La parte norte del país estuvo en contacto con los vecinos reinos de Ghana, Malí, Kanem-Bornu y Songhai y, a partir del siglo XIV, recibió influencias islámicas. En dicha zona, la mezcla de la población negra sudanesa con beréberes y árabes originó el pueblo hausa, que creó una organización política de ciudades-estado ( Kano, Daura, Gobir, Katsina, Zaria, Biram, Rano) dedicadas al comercio de sal, oro y esclavos con los Estados del norte de África, y que alcanzaron su apogeo entre los siglos XV y XVII. Así, la ciudad de Kano se convirtió en un importante centro comercial y estuvo relacionada con el Sudán occidental.

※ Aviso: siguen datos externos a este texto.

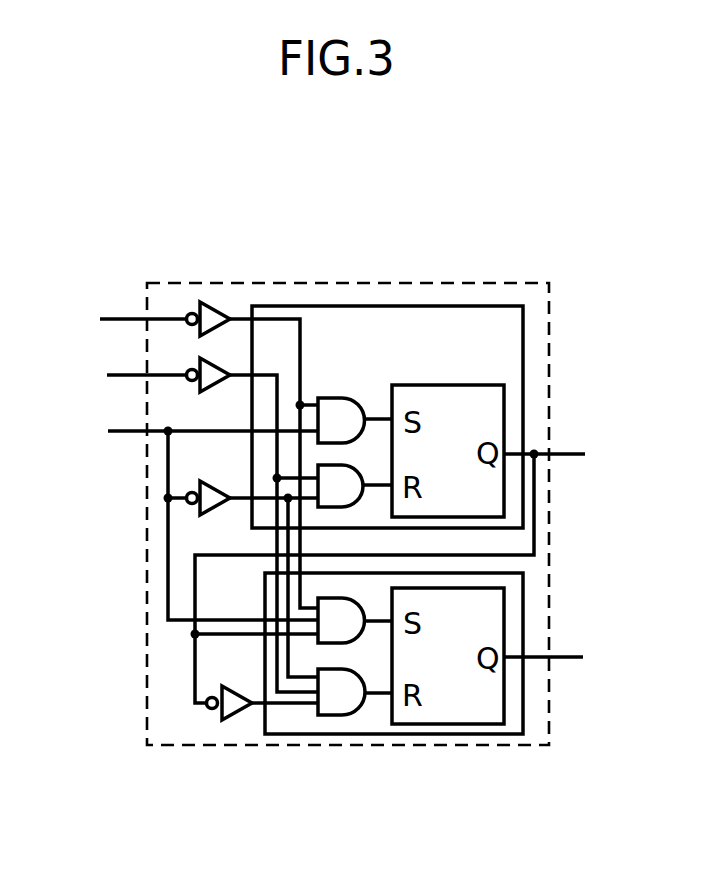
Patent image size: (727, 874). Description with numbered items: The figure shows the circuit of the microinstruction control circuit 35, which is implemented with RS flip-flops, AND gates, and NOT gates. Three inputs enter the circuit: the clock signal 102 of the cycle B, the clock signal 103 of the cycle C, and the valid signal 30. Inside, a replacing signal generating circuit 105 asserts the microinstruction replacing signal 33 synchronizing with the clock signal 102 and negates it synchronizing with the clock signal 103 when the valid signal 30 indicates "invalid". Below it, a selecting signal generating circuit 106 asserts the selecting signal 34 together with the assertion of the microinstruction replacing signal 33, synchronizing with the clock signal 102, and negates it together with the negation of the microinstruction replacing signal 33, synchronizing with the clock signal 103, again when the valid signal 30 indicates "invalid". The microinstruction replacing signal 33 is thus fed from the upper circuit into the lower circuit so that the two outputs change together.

The clock signal of the cycle B 102 is at (117, 317).
The clock signal of the cycle C 103 is at (107, 375).
The valid signal 30 is at (122, 432).
The replacing signal generating circuit 105 is at (440, 303).
The selecting signal generating circuit 106 is at (525, 598).
The microinstruction control circuit 35 is at (552, 343).
The microinstruction replacing signal 33 is at (563, 452).
The selecting signal 34 is at (545, 650).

La situación cambió con la llegada de los pastores fulanis (o peules) que, desde hacia tiempo, habían comenzado a penetrar con sus ganados en territorio hausa. En 1790, Usman dan Fodio, un fulani que vivía en el Estado hausa de Gobir, rompió con sus gobernantes y proclamó contra ellos la guerra santa, basándose en que los reyes hausa eran poco menos que paganos. El movimiento encabezado por Dan Fodio implicó la sustitución de las viejas dinastías hausa por emires fulanis, el más importante de los cuales será el de Sokoto.

Imperio oyo

Durante el último tercio del siglo XV, la costa nigeriana fue explorada por los portugueses. En 1485 llegó a Benín la expedición de Joao Alfonso d'Aveiro -que trajo las primeras armas de fuego y las primeras semillas de coco-, iniciándose desde entonces un continuado comercio con los europeos, centrado principalmente en la trata de esclavos, a la vez que hacían su presencia los primeros misioneros cristianos. El tráfico de esclavos llegó a adquirir tal magnitud que la región pasó a conocerse como “Costa de los Esclavos”.

Cuando se estableció el comercio atlántico con las potencias europeas, algunas ciudades-estado locales, como Benín y la yoruba Oyo, se hicieron poderosas política y económicamente, mientras que otras, como Ife, declinaban, aunque esta última conservó su importancia como centro religioso. Oyo, al borde de la sabana entre Ife y el río Níger, supo explotar su posición para actuar como intermediario comercial y pudo organizar un ejército de caballería en las praderas libres de mosca tsé-tsé. Durante el siglo XVII, Oyo impuso su supremacía el reino de Nupé y sobre sus parientes yoruba, establecidos más al sur, y gran parte del comercio de esclavos de Nigeria se trasladó desde Benín a puertos como Badagri y Lagos.